I should preface my preference for comics on a screen by saying this: I hate reading books digitally. On a purely aesthetic level, the size, weight, and smell of a book have always been an integral part of the reading process for me, so an e-book has just never been able to command my focus the same way a physical book does. A progress bar at the bottom of my screen somehow doesn’t give me the same sense of how much is behind and ahead of me that a bookmark in real pages does, and the pagination in general in e-books has always seemed off to me. Hand me an 800 page hardcover novel and I have, with a very small margin for error, a clear idea of the scale of what I’m diving into. In an e-book, the same text seems like it could take up anywhere from 800 to 2000 pages depending on the way it’s formatted.
But the biggest reason I’ve never been able to embrace e-books with gusto is that reducing a book to a file that looks like almost all other e-books takes away an individual book’s character. Hand me an iPad or Kindle and give me a quick glance at a few pages from any two e-books, and I probably won’t be able to easily distinguish them by their author or what work they’re from. Hand me two physical books and give me a quick glance at a few pages from each, and I’m exponentially more likely to be able to not only identify them, but also get a sense of what each book is like. Handing me a physical book is handing me a whole and unique package, and while there’s something tempting about being able to carry around hundreds of texts in one relatively small device, I’d rather sacrifice the space in my bag for fewer works that retain the character of their physical forms.
So if I’m so gung-ho about preserving the character of a book by only reading the physical version of it, why am I okay with filling my iPad with comics? Because the character of a comic is so bold and evident on every page that I don’t feel like I’m losing things in the digital translation. Look at a single digital page from any comic and you’re likely to be able to tell a lot about the work, and the sense of the comic’s character you get by doing that is much more in line with what you’d get from doing the same thing with a physical copy. That makes the big con of e-books moot for me, but this isn’t the only reason I lean toward my iPad when it comes to reading comics.
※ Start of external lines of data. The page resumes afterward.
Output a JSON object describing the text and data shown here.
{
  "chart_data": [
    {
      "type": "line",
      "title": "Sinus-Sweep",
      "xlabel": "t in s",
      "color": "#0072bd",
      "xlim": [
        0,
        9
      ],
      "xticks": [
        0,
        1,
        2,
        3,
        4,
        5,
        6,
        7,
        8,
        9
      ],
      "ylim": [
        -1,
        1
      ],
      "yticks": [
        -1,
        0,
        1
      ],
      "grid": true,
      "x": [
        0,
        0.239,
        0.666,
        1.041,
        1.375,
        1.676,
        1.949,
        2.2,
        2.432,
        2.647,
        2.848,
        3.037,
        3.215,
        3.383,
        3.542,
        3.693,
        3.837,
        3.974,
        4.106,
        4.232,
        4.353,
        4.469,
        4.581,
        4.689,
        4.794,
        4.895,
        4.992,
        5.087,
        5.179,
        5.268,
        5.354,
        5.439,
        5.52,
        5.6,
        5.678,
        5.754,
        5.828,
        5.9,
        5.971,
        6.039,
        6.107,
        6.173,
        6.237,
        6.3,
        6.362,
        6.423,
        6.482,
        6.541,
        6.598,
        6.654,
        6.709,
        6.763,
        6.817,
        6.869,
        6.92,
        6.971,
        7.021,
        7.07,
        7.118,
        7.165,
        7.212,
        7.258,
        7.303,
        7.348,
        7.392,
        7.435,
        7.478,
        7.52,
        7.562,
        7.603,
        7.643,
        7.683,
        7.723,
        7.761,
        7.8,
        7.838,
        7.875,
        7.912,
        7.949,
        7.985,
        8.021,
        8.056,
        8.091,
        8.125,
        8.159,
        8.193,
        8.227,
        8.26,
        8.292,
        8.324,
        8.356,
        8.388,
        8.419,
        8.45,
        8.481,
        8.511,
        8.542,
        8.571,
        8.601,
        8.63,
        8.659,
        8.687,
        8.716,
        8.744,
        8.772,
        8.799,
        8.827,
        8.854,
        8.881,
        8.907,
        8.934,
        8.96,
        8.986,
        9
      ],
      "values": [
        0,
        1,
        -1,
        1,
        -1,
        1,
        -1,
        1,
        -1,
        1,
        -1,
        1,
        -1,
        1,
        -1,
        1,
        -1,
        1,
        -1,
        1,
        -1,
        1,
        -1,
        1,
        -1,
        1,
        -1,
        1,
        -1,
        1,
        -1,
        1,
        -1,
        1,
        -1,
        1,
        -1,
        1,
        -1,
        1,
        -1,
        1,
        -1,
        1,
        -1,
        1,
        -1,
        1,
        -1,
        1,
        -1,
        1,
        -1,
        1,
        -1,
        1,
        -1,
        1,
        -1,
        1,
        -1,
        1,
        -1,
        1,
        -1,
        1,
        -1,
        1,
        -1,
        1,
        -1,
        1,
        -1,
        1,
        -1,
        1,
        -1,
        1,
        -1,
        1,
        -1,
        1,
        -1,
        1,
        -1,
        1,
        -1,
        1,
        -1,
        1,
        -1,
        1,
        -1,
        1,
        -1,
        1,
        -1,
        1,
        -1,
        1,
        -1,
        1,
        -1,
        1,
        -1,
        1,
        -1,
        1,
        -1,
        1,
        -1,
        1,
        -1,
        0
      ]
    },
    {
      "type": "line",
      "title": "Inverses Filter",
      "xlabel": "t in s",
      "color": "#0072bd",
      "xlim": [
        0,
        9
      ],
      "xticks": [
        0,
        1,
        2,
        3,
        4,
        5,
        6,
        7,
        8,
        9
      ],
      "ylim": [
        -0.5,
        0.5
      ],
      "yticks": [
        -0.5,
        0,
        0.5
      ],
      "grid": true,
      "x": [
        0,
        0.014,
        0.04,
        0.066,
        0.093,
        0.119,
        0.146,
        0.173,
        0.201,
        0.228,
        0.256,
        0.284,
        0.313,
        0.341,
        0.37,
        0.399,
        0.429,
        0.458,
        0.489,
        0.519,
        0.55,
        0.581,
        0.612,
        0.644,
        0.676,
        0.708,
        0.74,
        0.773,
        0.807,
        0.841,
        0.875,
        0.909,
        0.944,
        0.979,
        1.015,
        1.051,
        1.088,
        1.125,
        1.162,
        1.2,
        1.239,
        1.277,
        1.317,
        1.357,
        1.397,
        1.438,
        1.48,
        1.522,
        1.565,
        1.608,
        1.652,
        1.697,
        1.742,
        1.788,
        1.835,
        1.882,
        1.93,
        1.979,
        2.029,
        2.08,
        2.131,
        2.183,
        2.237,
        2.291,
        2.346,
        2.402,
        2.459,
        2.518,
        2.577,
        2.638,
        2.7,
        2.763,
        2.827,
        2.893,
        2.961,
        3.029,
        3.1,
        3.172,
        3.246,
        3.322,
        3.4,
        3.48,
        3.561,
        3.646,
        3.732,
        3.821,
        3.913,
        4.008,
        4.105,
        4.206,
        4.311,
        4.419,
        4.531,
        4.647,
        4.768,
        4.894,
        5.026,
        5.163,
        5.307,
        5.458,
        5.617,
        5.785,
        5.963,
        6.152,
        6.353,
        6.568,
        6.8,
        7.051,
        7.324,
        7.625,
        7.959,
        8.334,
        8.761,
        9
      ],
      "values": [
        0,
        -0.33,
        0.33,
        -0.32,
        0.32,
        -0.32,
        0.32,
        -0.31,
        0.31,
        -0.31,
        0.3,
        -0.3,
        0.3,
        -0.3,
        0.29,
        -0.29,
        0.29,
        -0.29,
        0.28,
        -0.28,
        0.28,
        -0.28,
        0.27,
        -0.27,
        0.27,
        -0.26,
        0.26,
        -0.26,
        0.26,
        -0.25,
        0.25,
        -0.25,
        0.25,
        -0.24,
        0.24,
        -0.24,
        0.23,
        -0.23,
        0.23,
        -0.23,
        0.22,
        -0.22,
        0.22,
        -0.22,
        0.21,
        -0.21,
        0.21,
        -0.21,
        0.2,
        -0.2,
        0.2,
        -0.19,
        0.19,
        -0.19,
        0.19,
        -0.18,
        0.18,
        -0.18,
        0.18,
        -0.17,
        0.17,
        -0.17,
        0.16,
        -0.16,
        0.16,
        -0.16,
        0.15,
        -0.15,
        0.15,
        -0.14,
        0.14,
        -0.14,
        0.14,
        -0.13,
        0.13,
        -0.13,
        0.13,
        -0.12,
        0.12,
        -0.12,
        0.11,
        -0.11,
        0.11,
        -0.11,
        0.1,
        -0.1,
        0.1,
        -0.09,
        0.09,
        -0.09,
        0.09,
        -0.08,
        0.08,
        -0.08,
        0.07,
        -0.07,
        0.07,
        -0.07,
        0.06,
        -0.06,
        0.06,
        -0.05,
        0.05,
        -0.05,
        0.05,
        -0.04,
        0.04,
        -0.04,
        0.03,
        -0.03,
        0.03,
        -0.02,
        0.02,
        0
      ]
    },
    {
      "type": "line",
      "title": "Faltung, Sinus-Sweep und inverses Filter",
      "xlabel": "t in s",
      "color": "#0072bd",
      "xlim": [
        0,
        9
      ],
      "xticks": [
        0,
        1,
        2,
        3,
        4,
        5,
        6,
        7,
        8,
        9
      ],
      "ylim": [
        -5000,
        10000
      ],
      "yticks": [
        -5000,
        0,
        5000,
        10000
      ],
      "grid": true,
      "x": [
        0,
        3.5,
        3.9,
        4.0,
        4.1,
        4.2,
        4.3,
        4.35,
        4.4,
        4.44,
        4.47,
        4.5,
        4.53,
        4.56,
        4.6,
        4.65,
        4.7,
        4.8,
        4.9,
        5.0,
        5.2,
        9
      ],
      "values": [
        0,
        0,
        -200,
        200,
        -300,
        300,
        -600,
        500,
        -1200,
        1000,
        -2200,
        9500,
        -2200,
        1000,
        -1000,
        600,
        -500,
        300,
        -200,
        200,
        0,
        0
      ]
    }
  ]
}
In fact, this con made moot takes a significant backseat to a pro of e-books being made even better when applied to digital comics: I can take hundreds of them with me in one relatively small device.
While I can get by only having a couple books on me at a time, my habit of binge reading means I’d be carrying around an awful lot of trades if I only read physical comics. And since my preference for digital comics doesn’t mean I dislike physical ones, I’ve definitely carried around trades with me before. It takes so much less time for me to burn through a whole trade than it does a whole novel that the benefit of having 5 trades’ worth of comics on my iPad is evident in and of itself, but the volume of comics I’d need to have on me when reading a series isn’t the only problem I found with trying to read the physical versions.
The durability of physical comics, or more accurately the lack of it, is the last big factor in my preference for digital ones. Most trades are an awkward size to fit into the kind of bag I carry with me everyday, and though their size is more amenable to the backpack I take when traveling, they’re often not sturdy enough to stand up to being jostled around amongst the devices and travel paraphernalia I cram into my backpack in preparation for a trip. Where a hardback novel has the heft to take sharing space with a hard-sided headphone case while getting shoved under an airplane seat, and a paperback novel is compact enough to perch in the smaller space on top of the other things in my backpack, I’ve found my trade comic books just large yet just malleable enough to take a beating every time I pack them no matter how careful I am with the bag. But an iPad full of Locke & Key means an entire flight’s worth of reading without giving up the space the physical versions would take up, or the inevitable bummer of seeing them worse for the wear when I get to my destination. So while I’d certainly never turn my nose up if offered a physical trade of a comic, I’ll opt for the digital version if given the choice. Unless the trade is signed or some kind of special, limited edition, of course. That would make it a cool artifact, and I’m still an obsessive collector, after all.